McFarland and the members of his team slammed a 100 million watt beam of protons into a target to produce tens of billions of neutrinos. Working at Fermilab over the course of eight years, they observed millions of interactions of the highest energy, highest intensity neutrinos ever produced. Extremely precise experiments on other particles have spelled out exactly how neutrinos should behave, but to the experimenters' surprise, when they looked at neutrinos with comparable precision, neutrinos did not appear to fall into line with expectations.
"It might not sound like much, but the room full of physicists fell silent when we first revealed the result," said physicist Sam Zeller, a graduate student from Northwestern University and collaborator on the experiment.
The neutrino is one of the fundamental particles that make up our universe. Neutrinos carry no charge, unlike positively charged protons or negatively charged electrons, so the only thing that effects them is the "weak force"-a force whose effects are usually only seen inside the nucleus of an atom. As a result, neutrinos rarely interact with anything, making them extremely difficult to detect. The sun emits incomprehensibly vast numbers of neutrinos-about 1,000 trillion pass through your body every second.
Physicists designed the NuTeV (Neutrinos at the Tevatron) experiment in order to observe the interactions of millions of the highest-energy, highest-intensity neutrinos ever produced. Starting with a proton beam from Fermilab's Tevatron, the world's highest-energy particle accelerator, experimenters created a beam of neutrinos directed at a giant particle detector.
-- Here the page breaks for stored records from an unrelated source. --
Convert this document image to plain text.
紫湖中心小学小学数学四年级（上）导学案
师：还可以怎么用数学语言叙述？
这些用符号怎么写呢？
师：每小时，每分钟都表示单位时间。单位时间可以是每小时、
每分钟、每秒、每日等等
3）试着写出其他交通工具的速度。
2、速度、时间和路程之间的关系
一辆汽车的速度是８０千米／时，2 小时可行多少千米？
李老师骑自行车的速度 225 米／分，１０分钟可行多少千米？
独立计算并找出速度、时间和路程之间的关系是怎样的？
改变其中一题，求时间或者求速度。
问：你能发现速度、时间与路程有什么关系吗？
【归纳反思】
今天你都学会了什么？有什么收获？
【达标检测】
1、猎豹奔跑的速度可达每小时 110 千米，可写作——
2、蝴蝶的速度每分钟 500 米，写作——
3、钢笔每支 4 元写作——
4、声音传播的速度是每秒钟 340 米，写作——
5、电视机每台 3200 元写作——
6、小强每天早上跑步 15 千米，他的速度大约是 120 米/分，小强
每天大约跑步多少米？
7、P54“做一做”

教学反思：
The detector itself was a 700-ton sandwich of alternating slices of steel and detector. As the beam passed from the first to the last slice, one in a billion neutrinos collided with a target nucleus, breaking it apart. After the collision with a nucleus, the neutrino could either remain a neutrino or turn into a muon, a particle that is a heavier cousin of the electron. When experimenters saw a nucleus break up, they knew a neutrino had interacted. If they saw a particle leaving the scene of the collision, they knew it was a muon. If they saw nothing leaving, they knew a neutrino (invisible to the detector's "eye") had come and gone. The scientists measured the ratio of muons to neutrinos and compared it with the predicted values, which other experiments have verified to a part per thousand accuracy for other particles. A painstaking years-long analysis of the data revealed the unexpected discrepancy.
Neutrinos have surprised particle physicists before, but the new data have left the experimenters wondering if their neutrinos have felt a new force previously unobserved in nature, or if there is some hitherto undiscovered particle influencing neutrino interactions.
Physicists in the United States, Japan, and Europe are planning a next generation of neutrino experiments which may solve this newly uncovered puzzle-or which may find even more puzzles. Other physicists, working at Fermilab or at CERN accelerators, could be observing previously unknown particles that may influence the neutrino.
McFarland has given a presentation on the measurement at Fermilab, and a paper describing the result has been submitted to Physical Review Letters. In addition to the University of Rochester, the 45-member collaboration included physicists from the University of Cincinnati, Columbia University, Fermilab, Kansas State University, Northwestern University, the University of Oregon, and the University of Pittsburgh. The research was supported by the National Science Foundation, the U.S. Department of Energy, and the Alfred P. Sloan Foundation.
Fermilab is operated by Universities Research Association, Inc. under a contract with the U.S. Department of Energy.